Como todas las leyendas, siempre existen teorías alternativas. Una bastante plausible es que el mismísimo Auguste Escoffier, que fue maestro del chico, inventase conscientemente el plato, que luego consignaría en su Guide culinaire (1903). Nuestra colega Ana Vega concede mayor crédito a la que esboza Xavier Marcel Boulestin en The finer cooking: dishes for parties (1937), afirmando que la tal Suzette era la actriz Suzanne Reichenberg, quien en 1897 representaba una obra de teatro en la Comédie-Française de París, en la que hacía el papel de criada y tenía que servir unos crepes que se comían en escena.

«Se los llevaban preparados desde el cercano restaurante Marivaux y, para que no estuvieran fríos, se flambeaban sobre el escenario con el consabido efecto dramático. El cocinero del Marivaux era un tal Monsieur Joseph, chef a quien le robó los laureles el astuto Charpentier. Al menos a este último le queda el mérito de haber sabido rentabilizar como nadie el plato», afirma.

«Hoy semejante tontería nos ha servido para evocar algún plato viejuno y reflexionar sobre donde está el límite del sentido común en este oficio»

Sea como sea, esta forma de cocinar se impuso a comienzos de siglo XX para conferir una textura crujiente a ciertos alimentos e introducir un efecto espectacular en la presentación de los platos. El secreto, claro, es no quemar en demasía el producto y mucho menos el comedor entero, como ha sucedido tristemente en Burro Canaglia.
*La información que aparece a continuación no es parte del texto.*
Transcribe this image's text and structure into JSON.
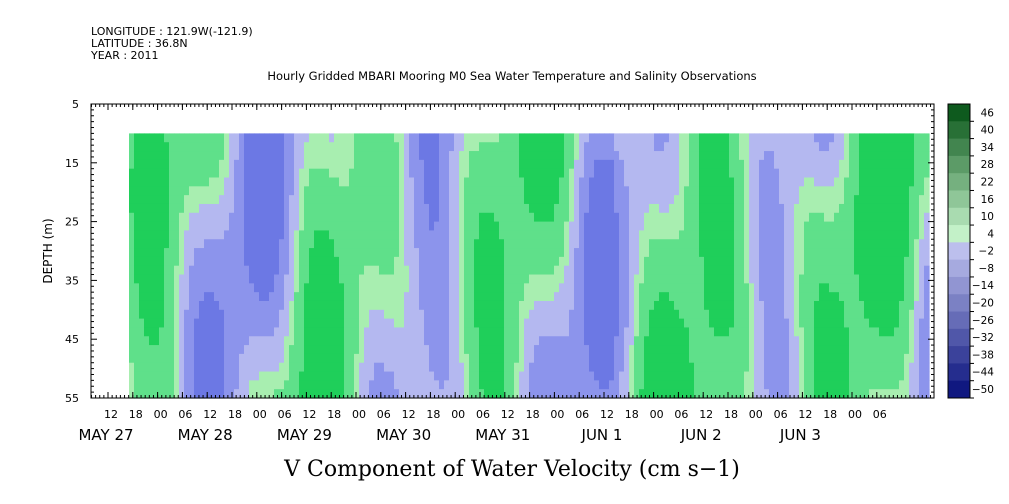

Cuando yo era niño y mi familia celebraba un festivo especial en algún restaurante de ringorrango, no podían faltar un par de postres que incluyeran el show de las llamas y el peculiar aroma a espirituoso evaporado y caramelo tostado. Recuerdo con cierta añoranza aquellas sartenes de cobre con sus fascinantes crepes al Grand Marnier, pero también el adictivo suflé Alaska o incluso los plátanos flambeados con Cointreau. 

Si el espectáculo y el inevitable toque brulé me resultan simpáticos en el apartado dulce, lo pongo mucho más en duda en el salado, por más que numerosos cocineros se empeñen en hacerme probar sus langostinos flambeados con tomate, ajo y brandy o su solomillo al Bourbon. Sencillamente, no me interesan.
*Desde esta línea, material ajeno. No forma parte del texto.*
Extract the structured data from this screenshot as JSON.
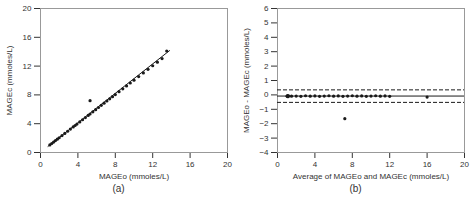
{
  "chart_data": [
    {
      "type": "scatter",
      "xlabel": "MAGEo (mmoles/L)",
      "ylabel": "MAGEc (mmoles/L)",
      "caption": "(a)",
      "xlim": [
        0,
        20
      ],
      "ylim": [
        0,
        20
      ],
      "xticks": [
        0,
        4,
        8,
        12,
        16,
        20
      ],
      "yticks": [
        0,
        4,
        8,
        12,
        16,
        20
      ],
      "series": [
        {
          "type": "line",
          "color": "#1a1a1a",
          "line_style": "solid",
          "x": [
            0.8,
            13.8
          ],
          "values": [
            0.85,
            14.15
          ]
        },
        {
          "type": "scatter",
          "color": "#1a1a1a",
          "x": [
            1.0,
            1.2,
            1.4,
            1.6,
            1.8,
            2.0,
            2.3,
            2.6,
            2.9,
            3.2,
            3.5,
            3.7,
            3.9,
            4.2,
            4.5,
            4.8,
            5.1,
            5.3,
            5.6,
            5.9,
            6.2,
            6.5,
            6.8,
            7.1,
            7.4,
            7.7,
            8.0,
            8.4,
            8.8,
            9.2,
            9.6,
            10.0,
            10.5,
            11.0,
            11.5,
            12.0,
            12.5,
            13.0,
            13.5
          ],
          "values": [
            1.05,
            1.25,
            1.45,
            1.65,
            1.85,
            2.05,
            2.35,
            2.65,
            2.95,
            3.25,
            3.55,
            3.75,
            3.95,
            4.25,
            4.55,
            4.85,
            5.15,
            5.35,
            5.65,
            5.95,
            6.25,
            6.55,
            6.85,
            7.15,
            7.45,
            7.75,
            8.05,
            8.45,
            8.85,
            9.25,
            9.65,
            10.05,
            10.55,
            11.05,
            11.55,
            12.05,
            12.55,
            13.05,
            14.1
          ]
        },
        {
          "type": "scatter",
          "color": "#1a1a1a",
          "x": [
            5.3
          ],
          "values": [
            7.2
          ]
        }
      ]
    },
    {
      "type": "scatter",
      "xlabel": "Average of MAGEo and MAGEc (mmoles/L)",
      "ylabel": "MAGEo - MAGEc (mmoles/L)",
      "caption": "(b)",
      "xlim": [
        0,
        20
      ],
      "ylim": [
        -4,
        6
      ],
      "xticks": [
        0,
        4,
        8,
        12,
        16,
        20
      ],
      "yticks": [
        -4,
        -3,
        -2,
        -1,
        0,
        1,
        2,
        3,
        4,
        5,
        6
      ],
      "series": [
        {
          "type": "scatter",
          "color": "#1a1a1a",
          "x": [
            1.02,
            1.05,
            1.08,
            1.12,
            1.18,
            1.5,
            2.0,
            2.5,
            3.0,
            3.5,
            4.0,
            4.5,
            5.0,
            5.5,
            6.0,
            6.5,
            7.0,
            7.5,
            8.0,
            8.5,
            9.0,
            9.5,
            10.0,
            10.5,
            11.0,
            11.5,
            12.0,
            16.0
          ],
          "values": [
            -0.08,
            -0.1,
            -0.05,
            -0.12,
            -0.07,
            -0.09,
            -0.08,
            -0.1,
            -0.06,
            -0.09,
            -0.07,
            -0.1,
            -0.08,
            -0.06,
            -0.09,
            -0.07,
            -0.1,
            -0.08,
            -0.06,
            -0.09,
            -0.07,
            -0.1,
            -0.08,
            -0.06,
            -0.09,
            -0.07,
            -0.1,
            -0.15
          ]
        },
        {
          "type": "scatter",
          "color": "#1a1a1a",
          "x": [
            7.2
          ],
          "values": [
            -1.65
          ]
        },
        {
          "type": "hline",
          "color": "#1a1a1a",
          "line_style": "solid",
          "values": [
            -0.08
          ]
        },
        {
          "type": "hline",
          "color": "#1a1a1a",
          "line_style": "dashed",
          "values": [
            0.35
          ]
        },
        {
          "type": "hline",
          "color": "#1a1a1a",
          "line_style": "dashed",
          "values": [
            -0.52
          ]
        }
      ]
    }
  ]
}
Con la llegada de la cocina molecular, hace algunos lustros que se impuso el soplete como una herramienta más a la altura del sifón, la Termomix, el Roner o la Pacojet. Hoy se venden estos adminículos hasta en El Corte Inglés o Amazon y uno puede elegir entre marcas como BonJour, Hotery o Mastrad. ¡Incluso hemos visto a los concursantes de Master Chef Celebrity enfrentarse al reto de su uso!

Puedo admitir el soplete como un recurso ocasional para gratinar suavemente en el acto unos nigiris en algún sushi bar creativo, pero en cuanto me han puesto más de dos o tres piezas con olor a etanol, llamo al orden al sushiman. En cuanto a las pizzas en llamas, no concibo la manía de intentar sofisticar un bocado tan simple y reconfortante. Dudo que ningún pizzaiolo napolitano que se precie se preste al juego.

Hoy semejante tontería nos ha servido para evocar algún plato viejuno y reflexionar sobre donde está el límite del sentido común en este oficio. Mis respetos a las familias de las víctimas de Burro Canaglia y, por favor, como indica el dicho anglosajón, don’t try to do this at home. Nunca.